Getting on Track and Bearing Good Fruit

Maybe it's just me, but in our modern age family life seems to have been thrown into the back seat of a fast-moving minivan.  Parents and kids alike are living as though life were a drag race, speeding past historical markers and scenic vistas with the pedal to the metal.  Forget swinging in the backyard.  It's hurry up, get'em out of diapers and off to college, so we can retire to Florida.  The trouble is, if we apply the race analogy to raising a family, I think the journey is going to be more like the Indy 500 than a drag race.

The Bible gives us at least two analogies of what we can expect life to be like.  One is that of running a race, as found in Hebrews 12:1-2: "…let us throw off everything that hinders and the sin that so easily entangles and let us run with perseverance the race marked out for us.  Let us fix our eyes on Jesus, the author and perfecter of our faith…" Reading these verses, I sense that instead of setting out at top speed, we are being told to set a sustainable pace, to become less frantic and more focused about life in order not to burn out in the first mile.

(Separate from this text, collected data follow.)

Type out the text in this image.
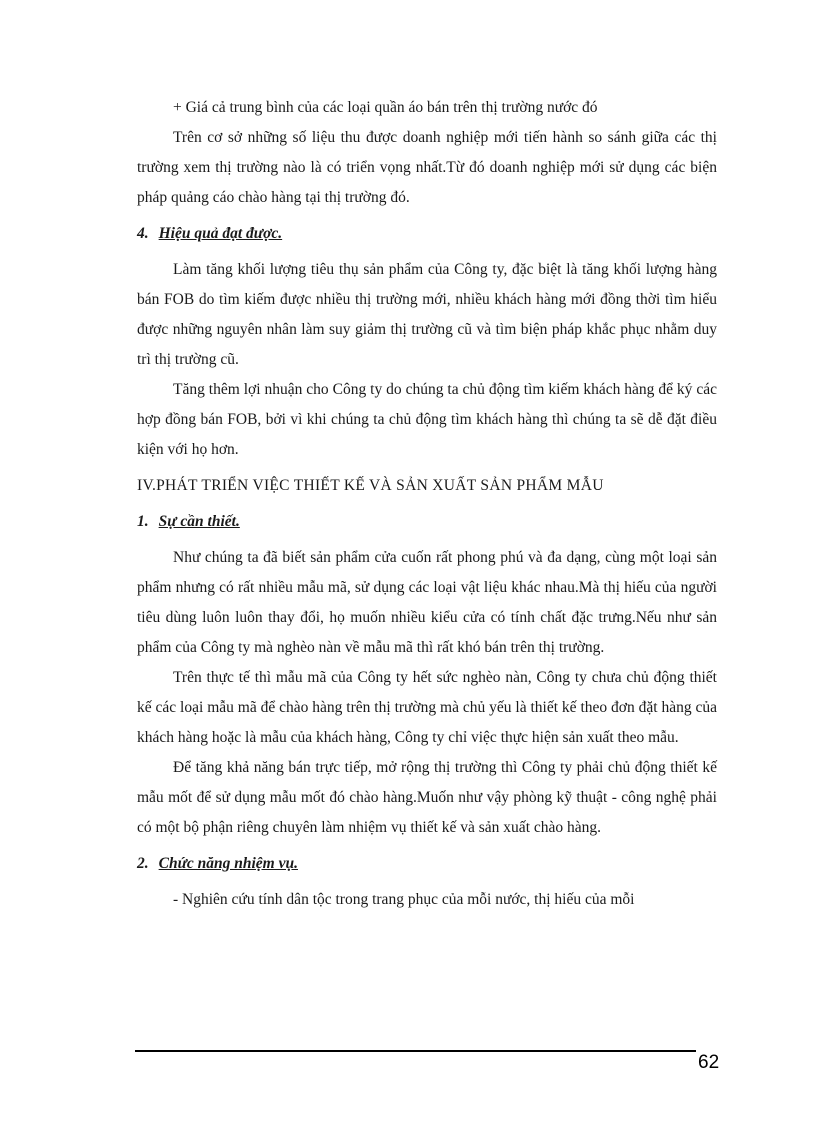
+ Giá cả trung bình của các loại quần áo bán trên thị trường nước đó

Trên cơ sở những số liệu thu được doanh nghiệp mới tiến hành so sánh giữa các thị trường xem thị trường nào là có triển vọng nhất.Từ đó doanh nghiệp mới sử dụng các biện pháp quảng cáo chào hàng tại thị trường đó.

4. Hiệu quả đạt được.

Làm tăng khối lượng tiêu thụ sản phẩm của Công ty, đặc biệt là tăng khối lượng hàng bán FOB do tìm kiếm được nhiều thị trường mới, nhiều khách hàng mới đồng thời tìm hiểu được những nguyên nhân làm suy giảm thị trường cũ và tìm biện pháp khắc phục nhằm duy trì thị trường cũ.

Tăng thêm lợi nhuận cho Công ty do chúng ta chủ động tìm kiếm khách hàng để ký các hợp đồng bán FOB, bởi vì khi chúng ta chủ động tìm khách hàng thì chúng ta sẽ dễ đặt điều kiện với họ hơn.

IV.PHÁT TRIỂN VIỆC THIẾT KẾ VÀ SẢN XUẤT SẢN PHẨM MẪU
1. Sự cần thiết.

Như chúng ta đã biết sản phẩm cửa cuốn rất phong phú và đa dạng, cùng một loại sản phẩm nhưng có rất nhiều mẫu mã, sử dụng các loại vật liệu khác nhau.Mà thị hiếu của người tiêu dùng luôn luôn thay đổi, họ muốn nhiều kiểu cửa có tính chất đặc trưng.Nếu như sản phẩm của Công ty mà nghèo nàn về mẫu mã thì rất khó bán trên thị trường.

Trên thực tế thì mẫu mã của Công ty hết sức nghèo nàn, Công ty chưa chủ động thiết kế các loại mẫu mã để chào hàng trên thị trường mà chủ yếu là thiết kế theo đơn đặt hàng của khách hàng hoặc là mẫu của khách hàng, Công ty chỉ việc thực hiện sản xuất theo mẫu.

Để tăng khả năng bán trực tiếp, mở rộng thị trường thì Công ty phải chủ động thiết kế mẫu mốt để sử dụng mẫu mốt đó chào hàng.Muốn như vậy phòng kỹ thuật - công nghệ phải có một bộ phận riêng chuyên làm nhiệm vụ thiết kế và sản xuất chào hàng.

2. Chức năng nhiệm vụ.

- Nghiên cứu tính dân tộc trong trang phục của mỗi nước, thị hiếu của mỗi

62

The second image of what life will be like is that of tending a vineyard (or a garden).  Zechariah 8:12 is an especially beautiful verse about this analogy: "The seed will grow well, the vine will yield its fruit, the ground will produce its crops, and the heavens will drop their dew."  Of the two Biblical images, running a race and tending a garden, I think the gardening analogy paints a more realistic picture of family life.  That is, I think that it is more accurate to expect that raising a child will be more like a ripening of fruit and less like a crossing of a finish line. 

Visualizing parenting as something that will be done in seasons–planting, tending, and harvesting–frees us to enjoy the process.  Although our focus is still toward the end (the harvest time), when we bear fruit our joy is in seeing the seedlings (our children) mature and blossom, and bear fruit of their own.  Jesus speaks to this ripening process in the Gospel of John 15:8 and18:  "It is to my Father's glory, that you bear much fruit, showing yourselves to be my disciples…You did not choose me, but I chose you and appointed you to go and bear fruit – fruit that will last."

In order to visualize parenthood in this way, I carry with me an image of my children as seedlings planted indoors in starter trays in early spring.  Cold winds still chill the air outside and the ground remains frozen as the lime-green shoots poke up through the cups of black dirt and strain toward the sun in the window.  The time is not yet right to transplant them outside our home.  But the one who planted the seeds continues to nurture the shoots through April, until the warmth of May or even June has come and the now sturdy sprouts are ready for the garden, safe from the dangers of late frosts.

Raising sturdy, confident kids takes time and patience, but days will turn into years.  Our children will not always be toddlers underfoot needing our constant attention, as do seedlings in March.  Neither will they always be teenagers hanging around; growing as rapidly and in every direction as bean sprouts in July.  What joy it would be to slow down and put family life back in the driver's seat.  What peace it would bring to park the car in the driveway for a bit and tend to the particular season our families are in right now.  Florida isn't going anywhere soon.

Here is the beautiful truth in all of these analogies.  Parenting is not a competition.  Childhood is not something to be raced through.  Family life is not measured in numbers of mile markers blown by and sights checked off, but in milestones commemorated and picnics enjoyed.  As we look forward to and start planning our family's summer activities, let's get back on track (or step off the track) and remember that family life is about love nurtured, joy planted and grown, and faith ripened, harvested, and shared.